Molecular note: An optimized form of reverse tetracycline controlled transactivator (rtTA-M2) was inserted downstream of the Gt(ROSA)26Sor promoter and was followed by a PGK-puro selection cassette. This mutant form of rtTA termed M2 has five amino acid substitutions in the tetR moiety of tTA: S12G, E19G, A56P, D148E and H179R. This mutated form of transactivator protein has increased doxycycline sensitivity. Mice have widespread expression of the rtTA-M2 protein.

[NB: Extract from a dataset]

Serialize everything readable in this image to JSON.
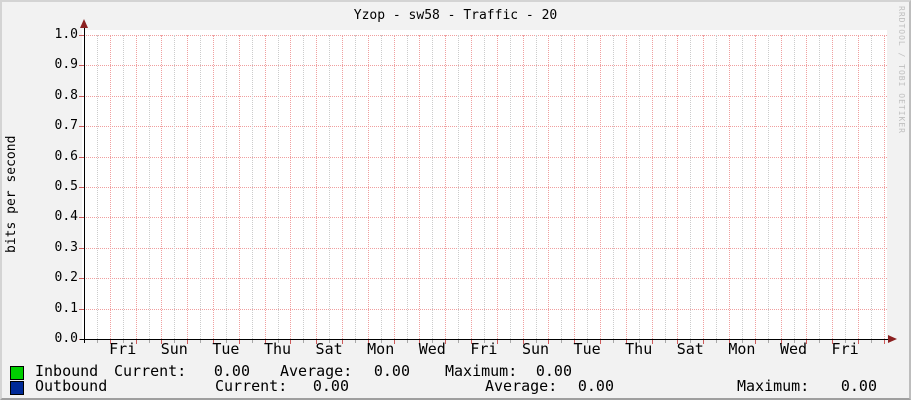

General note: This mutation was created during the generation of mutant ES cell line KH2, which also contains a frt docking site downstream of the endogenous Col1a1 locus on Chr 11 (Col1a1). The two mutations have subsequently been bred apart.

Allele

Symbol: Col1a1^{tm9(tetO-Dnmt3b_i1)Jae}
Name: targeted mutation 9, Rudolf Jaenisch
MGI accession ID: MGI:5313405
Generation method: Targeted
Attributes: Inducible; Inserted expressed sequence; RMCE-ready
Marker symbol: Col1a1
Marker name: collagen, type I, alpha 1
Chromosome: 11
Strain of origin: (C57BL/6 x 129S4/SvJae)F1
Expressed genes: Dnmt3b,DNA methyltransferase 3B,mouse, laboratory
Molecular note: RMCE on KH2 cells inserted a cassette that contains a splice acceptor-double polyA sequence and the tetracycline responsive element (tetO) upstream of the DNA methyltransferase 3B gene isoform 1 (Dnmt3b) into the 3'UTR.
General note: The allele was made in KH2 cells that carry Gt(ROSA)26Sor^{tm1(rtTA*M2)Jae} and Col1a1^{tm13(neo/hygro*)Jae} (J:159351). This allele was generated with Col1a1^{tm13(neo/hygro*)Jae}.